Data Science: What's In a Name?

Kurt Cagle 08/07/2021

I am Kurt Cagle, or, according to my birth certificate, Kurt Alan Cagle. My name is Kurt Cagle.

Now, think about that for a bit. The to be verb is remarkably slippery, and it is slippery in almost every language on the planet that has such a construct. For instance, consider the following statements:

I am Kurt Cagle.

I am a writer.

These are two of the most fundamental assertions in language. The first statement can be broken down as:

There exists a label associated with the referenced entity that (at least locally) identifies that entity to differentiate it from other entities.

The second statement can also be restated as:

There exists a set associated with the referenced entity that indicates membership of that entity within that set, which in turn has a label.

Makes sense, right? Welcome to the world of ontology!

The shape of names evolved over time. The concept goes way back- the proto-indo-european word for name (which had its origins in the Crescent Valley) was nomen (nuh-min) , and outside of that family tree, the Chinese root for name is ming, which many linguists would recognize as a cognate form of nomen meaning that people have been using names for at least six thousand years, and possibly for far longer.

The first names were likely given names, and were in essence "gifted" names: the name bestowed by others (typically the parent) to signify a given aspiration - such as Grace, Hope, Luke (shining) - or a beseechment or dedication to a deity, such as Mark (Mars-like or martial) or Michael (gift of God) or Gabriel (strength of God), with the suffix "el" in the latter two cases meaning Lord or Ruler (from the Sumerian and Phoenician Ba'el, reflected in the name Al-lah in Arabic and Muslim cultures).

Women's names were typically diminutives of men's names, where a diminutive was a shortened or "softened" form of a man's name that often stemmed from the roots for small, such as Gabriella or Marcia, softened forms of Gabriel and Mark respectively. They were also given names that reflected beauty, such as plant names (e.g., Holly, Ivy, or Lily), or gem names (Ruby, Pearl). Occasionally male names in different languages than the naming language would become feminized variants, such as the French Jean (John, in English) becoming the feminine form of John in England.
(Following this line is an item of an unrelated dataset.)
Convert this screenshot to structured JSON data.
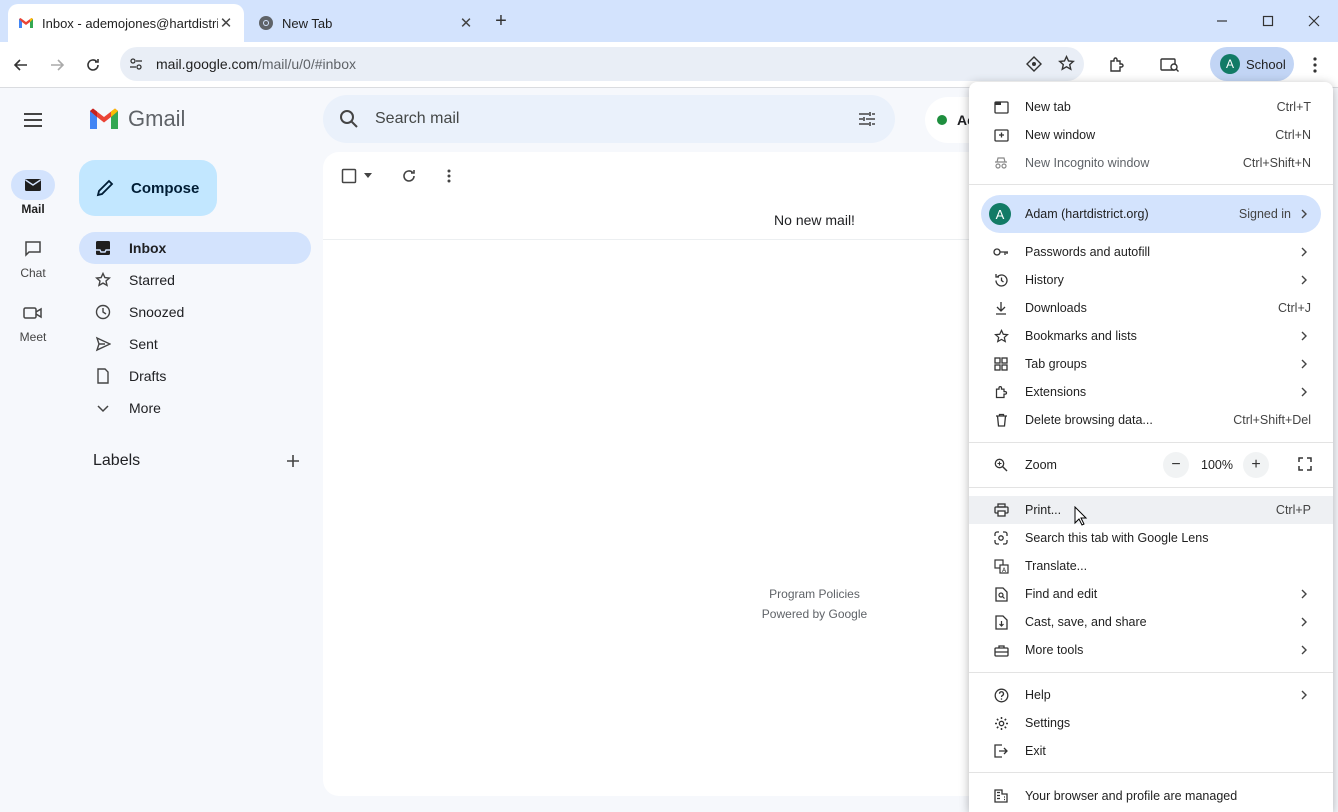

In general, there are many more variants of female names than male one.

Within family groups, this differentiation was sufficient to ensure uniqueness most of the time, though in small groups you might have adjectives that qualify these names - Big John, Tall John, Red John, and so forth. In some cases, especially among rulers, these qualifiers became parts of their name - Charlemagne was, as an example, Charles the Great. The word nickname, by the way, has nothing to do with the devil (Old Nick) but instead started out as ekename in Old English, where eke meant "also" or "alternative". As eke fell out of usage in comparison to also in OE, eke became nekename, with the middle syllable eventually lost to become nickname. Alternative names, synonyms, or aliases, tend to be weaker because they generally have weaker authority (a lesson that ontologists should pay especially close attention to).

Once cultures reached a certain size, given names were no longer adequate to fully differentiate members of that population. One solution to this, seen especially in northern cultures, was to use familial relationships: John, Son of James (John Jameson), was different from John, Son of John (John Johnson). Admittedly, this made more sense in villages where people knew one another's families reasonably well. but it also accounts for the reason that Johnson is one of the most common surnames in regions with strong Nordic roots. In other places (especially in England and Germany) profession names were used to differentiate family lines - Smith, Sawyer (a person who used saws to cut down trees, or a lumberjack), Miller, Tinker (a tin smith), Carpenter, and so forth often uniquely identified a person in that profession, and as family trades were frequently handed down, so too were the differentiating surnames.

Finally, family names also tended to echo prominent place features - Lake, Brook, Craig (a mountain), Fields, etc. - associated with the family (this was especially true of nobles). This was especially true of nobles and other officals, who often took the name of a given property or city that they had dominion over, though the use of originating cities or regions as qualifiers also goes way back.

The use of both a given name and a family or surname almost invariably was tied into tax collection. For instance, after the invasion of England by Willelm of Normandy (a.k.a,. William the Conqueror) in 1066, one of the first orders of business was to identify the wealthy people and assets in the country, in a survey called the Domesday Book. These tax records served to freeze what had been until that time colloquial names (such as the use of professional names such as Smith or Miller as differentiators), while also formalizing "House Names" such as the Houses of York or Lancaster (lampshaded in George R.R. Martin's Game of Thrones series as House Stark and House Lanister respectively).

It's worth noting that taxonomists and ontologies refer to the given + family or sur-names as qualified names; the surname qualifies the given (or local) name. In a more formal code standpoint, the qualified name acts as a namespace for the terms (names) within that space, and the qualifier typically denotes set or class membership. Such a system dramatically reduces the likelihood that a name may refer to more than one person. As such, it is a mechanism for determining uniqueness in a broader set.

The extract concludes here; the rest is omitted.